We are all aware of GMOs and pesticides in our food. But it has other, less-noticeable ways of causing harm. Glyphosate, the active ingredient of Monsanto’s Roundup herbicide, is one of the most commonly used herbicides in the world. It has been associated with a host of human and livestock health issues including birth defects, reproductive problems, carcinogenicity, endocrine disruption, neurotoxicity and internal organ toxicity, as well as lethality to frogs and harm toglyphosate soil and aquatic ecosystems. Because of this, the contamination of water supplies with glyphosate, which is extremely water soluble, should be a very big concern.

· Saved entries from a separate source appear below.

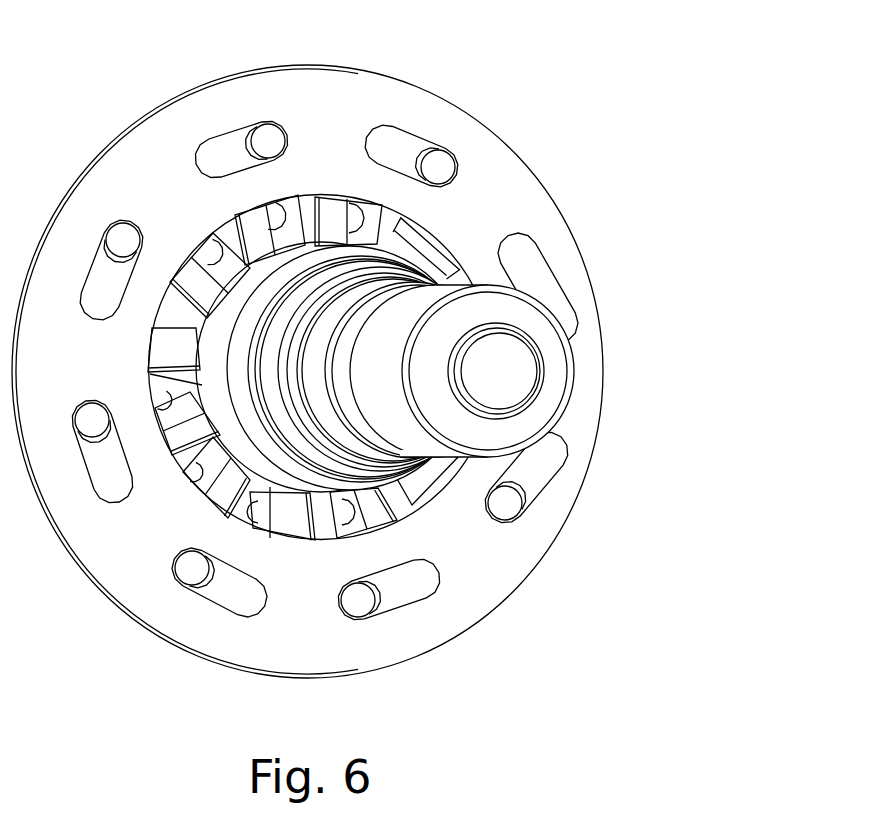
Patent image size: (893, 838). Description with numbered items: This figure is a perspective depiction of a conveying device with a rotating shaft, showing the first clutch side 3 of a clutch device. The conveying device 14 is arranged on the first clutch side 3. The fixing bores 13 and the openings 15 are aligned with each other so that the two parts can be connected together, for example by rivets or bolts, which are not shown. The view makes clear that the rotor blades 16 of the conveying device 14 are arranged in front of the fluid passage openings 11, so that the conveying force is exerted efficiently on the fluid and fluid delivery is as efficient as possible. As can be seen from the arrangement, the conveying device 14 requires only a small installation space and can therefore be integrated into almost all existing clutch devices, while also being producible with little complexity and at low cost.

The first clutch side 3 is at (430, 296).
The fluid passage openings 11 is at (352, 213).
The fixing bores 13 is at (372, 609).
The conveying device 14 is at (488, 582).
The openings 15 is at (428, 598).
The rotor blades 16 is at (332, 215).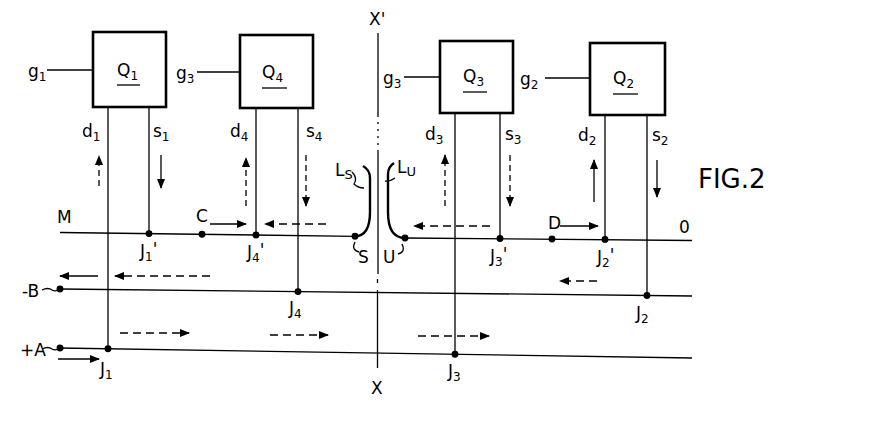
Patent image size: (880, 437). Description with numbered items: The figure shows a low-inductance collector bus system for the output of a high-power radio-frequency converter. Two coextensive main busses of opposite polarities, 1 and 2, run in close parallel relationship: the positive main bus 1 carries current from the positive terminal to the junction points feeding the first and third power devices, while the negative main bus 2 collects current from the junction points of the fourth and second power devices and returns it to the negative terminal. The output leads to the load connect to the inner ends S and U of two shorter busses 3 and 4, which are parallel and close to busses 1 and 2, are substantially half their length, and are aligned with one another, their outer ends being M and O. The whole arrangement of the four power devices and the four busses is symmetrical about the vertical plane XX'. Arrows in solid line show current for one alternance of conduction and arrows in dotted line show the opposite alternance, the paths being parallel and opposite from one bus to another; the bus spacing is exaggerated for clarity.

The main bus 1 is at (672, 360).
The main bus 2 is at (681, 298).
The bus 3 is at (94, 234).
The bus 4 is at (675, 242).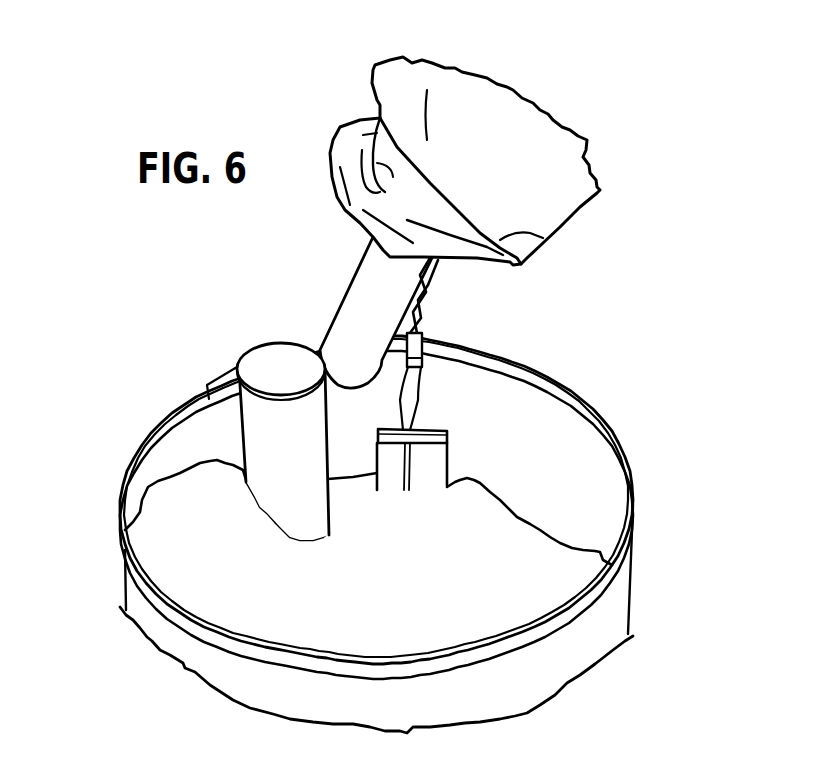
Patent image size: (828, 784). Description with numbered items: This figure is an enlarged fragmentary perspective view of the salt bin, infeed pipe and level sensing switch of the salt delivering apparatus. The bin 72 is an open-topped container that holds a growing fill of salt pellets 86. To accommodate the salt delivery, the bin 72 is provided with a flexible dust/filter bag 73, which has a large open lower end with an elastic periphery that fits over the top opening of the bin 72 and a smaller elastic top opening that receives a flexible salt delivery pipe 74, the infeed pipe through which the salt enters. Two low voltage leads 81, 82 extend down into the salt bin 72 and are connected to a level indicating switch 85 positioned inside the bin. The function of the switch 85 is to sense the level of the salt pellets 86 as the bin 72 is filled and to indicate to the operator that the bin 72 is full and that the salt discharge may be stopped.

The bin 72 is at (419, 534).
The flexible dust/filter bag 73 is at (504, 161).
The flexible salt delivery pipe 74 is at (354, 312).
The low voltage lead 81 is at (471, 295).
The low voltage lead 82 is at (458, 359).
The level indicating switch 85 is at (449, 459).
The salt pellets 86 is at (332, 504).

Groundwater is water located under the Earth’s surface and supplies wells, aquifers and streams and makes up approximately 70 % of the world’s fresh water supply. As rivers and lakes tend to be supported by groundwater, much of the water we use for agriculture, industry and drinking water is either groundwater or has been groundwater at some point in the water cycle. Groundwater has recently been shown to be contaminated with glyphosate. A study published in 2011 found that of 140 groundwater samples taken from Catalonia, Spain, 41 % of them had glyphosate levels above the limit of detection; contrary to the claim by Monsanto that the herbicide biodegrades rapidly in the environment. Perhaps their definition of “rapidly” differs from everyone else’s. Monsanto’s study on Roundup, for example, showed that 28 days after application, only 2% of their herbicide had broken down. They nonetheless advertised the weed killer as “biodegradable,” “leaves the soil clean,” and “respects the environment.” These statements were declared false and illegal by judges in both the US and France. The company was forced to remove “biodegradable” from the label and pay a fine.  The highest detected level in groundwater reached 2.5 mg/L, which is above the already controversially high 0.1mg/L and 0.7mg/L drinking water limits in place (in the EU and US respectively). Catalonia is a region that does not even grow glyphosate-tolerant GM crops that have been directly linked to increased glyphosate use in the US.

This is very bad news.

Smaller studies in the US and Canada show widespread contamination. Two studies were conducted by The US Geological Survey in 2002. They first tested 51 streams in nine Midwestern states, during three runoff events: after the application of pre-emergence herbicides, after the application of post-emergence herbicides, and during harvest season. Glyphosate was detected at or above 0.1 mg/L in 35 % of pre-emergence, 40 % of post-emergence, and 31 % of harvest season samples, with a maximum concentration of 8.7 mg/L. The second study found that, out of 53 streams in all, over a third in the Midwest US state of Kansas  were contaminated with glyphosate, while two-thirds were contaminated with a glyphosate metabolite AMPA (2-amino-3-(3-hydroxy-5-methyl-isoxazol-4-yl)propanoic acid). A study of urban streams in King County, Washington, US found all tested streams had glyphosate. They also documented was glyphosate contamination in 60-100% of air and rain samples tested; suggesting that glyphosate exposure is omnipresent in the US. The concentrations detected ranged from <0.1 to 2.5µg/L in air and rain samples. Glyphosate usage has only increased since then. More bad news.

There are no legal standards in place anywhere in the world on safe levels of Bt toxins in drinking water, although the EPA acknowledges that humans may well be exposed to the toxin via food or drinking water. They conclude that as Bt toxins pose no health problems to humans, ingestion of the toxin is therefore of no concern. However, independent review of the literature showed otherwise. Bt toxins are implicated human health complications including allergenicity and other immune reactions, skin and eye problems, as well as internal organ toxicity in feeding trials on animals and in vitro studies of toxicity and lethality to human kidney cells, even at low doses. Environmental/non-human concerns include effects on soil microorganisms and off-target beneficial insects such as bees, caddis flies and Daphnia magna.

Analysis of the streams and water columns in Midwestern US, where an estimated 91% of streams are located within 500 meters of corn fields, found that 23% of water column sites and 13% of stream sites had detectable levels of the Bt Cry1Ab protein 6 months after harvest. Furthermore, 86% of stream sites contained Bt corn detritus. A similar study conducted in Canada found cry1Ab DNA as far away as 80 miles from the nearest Bt maize field, suggesting that it travels long distances through the water. Looking at the presence of the cry1Ab DNA, they found it persisted for 21 and 40 days in surface water and sediment. Sediment-associated cry1Ab gene from Bt corn tended to decrease with distance from the Bt corn field. The ability of DNA to bind to clay substances increases its half-life and increases the risk of horizontal gene transfer. Horizontal gene transfer and recombination is the main route for generating new pathogens and spreading antibiotic and drug resistance. If genetic engineering does nothing else, it greatly facilitates horizontal gene transfer and recombination. Persistence of Bt toxin DNA in our water systems is a very serious concern.

What does all this mean to you? It means that they cannot keep us from being poisoned by this garbage in some way or another. GMOs must be stopped now before it is too late.